Sam Smith, DC Gazette 1975 -  Subways are the most expensive form of local mass transit.  For example, it costs over fifteen times as much per mile to  build a subway as it does to construct streetcar lines. .. Further, Robert Keith  of Alan Voorhees & Associates, who was one of the original  subway planners, says now that Metro's "rail costs would be  the highest [for a transit system] in the US on a cost-per-car-mile basis."   Besides serving as a luxury system for the downtown white  collar worker at the expense of mass transit for others, the  subway has other bad social effects. Since it requires high  density, it inevitably becomes a tail wagging the dog. Once committed to building a subway in a less than dense area like  Washington, people must be crowded around subway stops in a  'frantic effort to make the subway system pay for itself.' The  current mania for overdeveloping subway stops would have been  unnecessary had there been justification for the subway in the  first place. Instead, the neighborhoods Metro was supposed to  serve are being destroyed in order to serve Metro. 

Rather than competing with the auto, the subway is virtually unique among mass transit systems in that it offers no physical opposition to the car. Buses, jitneys and streetcars all  deprive the auto of street space and thereby help to encourage  transit ridership  What- the subway does compete with, and effectively, is other forms of mass transit. The .subway is designed to serve the same routes as the most profitable bus  lines. It drains off bus patronage thereby creating additional  bus deficits on top of its own losses.

Sam Smith, Progressive Review, 1993 - The city of Curitiba, Brazil, is using exclusive bus lanes  to speed mass transit. This idea, which we  unsuccessfully proposed for DC back in the 70s, allows  Curitiba's buses to travel at an average speed of 20 mph,  carrying 3.2 times as many passengers per hour as standard  buses. The system took six months to install. Says Mayor Jaime Lerner, "That means you don't have to waste a  generation building a subway." Curitiba's bus system  carries 1.3 million passengers annually, reports the  Brazilian Monthly, four times the number as Rio's subway.  The system uses boarding tubes and advance payment  of fares and has resulted in 28% of the city's car drivers  switching to mass transit.

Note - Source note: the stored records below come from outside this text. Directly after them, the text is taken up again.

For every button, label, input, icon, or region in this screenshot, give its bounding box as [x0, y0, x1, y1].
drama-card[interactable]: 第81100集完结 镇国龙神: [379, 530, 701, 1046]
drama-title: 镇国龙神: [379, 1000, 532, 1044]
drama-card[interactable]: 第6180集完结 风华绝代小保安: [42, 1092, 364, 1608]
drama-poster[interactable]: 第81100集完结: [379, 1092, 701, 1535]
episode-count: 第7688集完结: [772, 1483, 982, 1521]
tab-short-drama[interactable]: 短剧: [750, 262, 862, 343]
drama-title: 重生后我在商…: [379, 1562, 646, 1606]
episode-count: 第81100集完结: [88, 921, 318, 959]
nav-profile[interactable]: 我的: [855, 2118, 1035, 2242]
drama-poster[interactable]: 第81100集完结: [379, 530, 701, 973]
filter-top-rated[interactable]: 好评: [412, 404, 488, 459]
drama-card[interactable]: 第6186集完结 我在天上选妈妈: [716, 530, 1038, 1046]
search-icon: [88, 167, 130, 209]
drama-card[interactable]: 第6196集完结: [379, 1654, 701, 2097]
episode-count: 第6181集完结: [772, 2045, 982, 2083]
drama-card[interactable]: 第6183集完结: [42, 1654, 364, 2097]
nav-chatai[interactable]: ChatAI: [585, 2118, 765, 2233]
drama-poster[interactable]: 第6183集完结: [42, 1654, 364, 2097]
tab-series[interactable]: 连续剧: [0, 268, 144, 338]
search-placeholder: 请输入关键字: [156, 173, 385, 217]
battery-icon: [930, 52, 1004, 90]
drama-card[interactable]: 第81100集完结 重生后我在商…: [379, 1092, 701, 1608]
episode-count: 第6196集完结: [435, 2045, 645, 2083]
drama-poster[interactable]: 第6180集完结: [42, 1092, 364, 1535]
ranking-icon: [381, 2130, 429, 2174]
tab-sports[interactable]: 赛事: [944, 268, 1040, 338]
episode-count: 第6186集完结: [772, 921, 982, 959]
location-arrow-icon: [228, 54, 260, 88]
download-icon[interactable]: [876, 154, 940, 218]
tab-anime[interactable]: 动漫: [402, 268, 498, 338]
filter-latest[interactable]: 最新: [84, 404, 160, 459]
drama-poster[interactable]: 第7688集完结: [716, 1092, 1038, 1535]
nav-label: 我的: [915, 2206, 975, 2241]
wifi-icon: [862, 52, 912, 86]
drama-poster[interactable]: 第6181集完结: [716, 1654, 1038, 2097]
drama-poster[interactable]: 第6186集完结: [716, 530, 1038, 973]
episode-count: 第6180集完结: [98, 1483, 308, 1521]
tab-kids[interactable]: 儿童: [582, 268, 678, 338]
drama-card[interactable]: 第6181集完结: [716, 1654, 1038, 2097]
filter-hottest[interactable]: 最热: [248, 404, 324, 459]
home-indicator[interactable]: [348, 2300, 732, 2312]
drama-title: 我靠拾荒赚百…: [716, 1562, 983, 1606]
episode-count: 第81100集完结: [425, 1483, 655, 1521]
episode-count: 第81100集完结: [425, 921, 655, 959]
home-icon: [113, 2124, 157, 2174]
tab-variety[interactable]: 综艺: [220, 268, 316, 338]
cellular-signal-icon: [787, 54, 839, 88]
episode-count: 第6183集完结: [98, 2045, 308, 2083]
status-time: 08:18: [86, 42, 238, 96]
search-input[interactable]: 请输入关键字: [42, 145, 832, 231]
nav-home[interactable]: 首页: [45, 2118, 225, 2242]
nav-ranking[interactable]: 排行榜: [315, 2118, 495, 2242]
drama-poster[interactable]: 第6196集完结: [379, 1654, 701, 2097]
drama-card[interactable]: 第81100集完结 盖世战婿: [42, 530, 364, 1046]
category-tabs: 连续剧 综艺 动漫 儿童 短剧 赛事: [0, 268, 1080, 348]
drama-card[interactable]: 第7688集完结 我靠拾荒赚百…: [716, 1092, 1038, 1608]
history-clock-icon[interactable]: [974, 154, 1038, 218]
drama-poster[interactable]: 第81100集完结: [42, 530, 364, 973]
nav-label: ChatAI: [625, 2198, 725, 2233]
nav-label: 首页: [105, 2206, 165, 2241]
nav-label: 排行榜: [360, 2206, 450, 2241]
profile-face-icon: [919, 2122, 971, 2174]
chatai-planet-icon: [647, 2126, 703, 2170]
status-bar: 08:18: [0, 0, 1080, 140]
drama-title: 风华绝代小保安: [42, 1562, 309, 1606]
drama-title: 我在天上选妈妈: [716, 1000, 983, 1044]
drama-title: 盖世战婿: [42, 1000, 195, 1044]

Sam Smith, Great American Political Repair Manual, 1997 - Exclusive bus lanes can be easily and cheaply created on major arteries, especially if they run counter to the flow of automobile traffic. Buses can be made more efficient by giving them priority (through use of school bus-type flashing stop lights) when pulling in and out of bus stops.  Buses can have exterior bike racks to encourage mixed-mode use as they do in Portland, Seattle, and a number of California cities. Buses can be equipped with zappers to control signal lights. Through such efforts, urban bus transportation might become as least as good as the shuttle service at the average airport or theme park.

3 comments:

Capt. America said...

Buses require drivers. Streetcars don't.

Anonymous said...

Every streetcar I've ever ridden on had a driver. And on some multi-car ones, conductors so that people could enter and leave ad libitum.

Anonymous said...

Streetcar adoption will be much more likely when the car ceases to be a viable mode of transportation for the masses - viable in the sense of affordable. If streetcars have to jockey with too much wheeled traffic, i.e. cars, there will be plenty of accidents, unfortunately. But that will come to an end.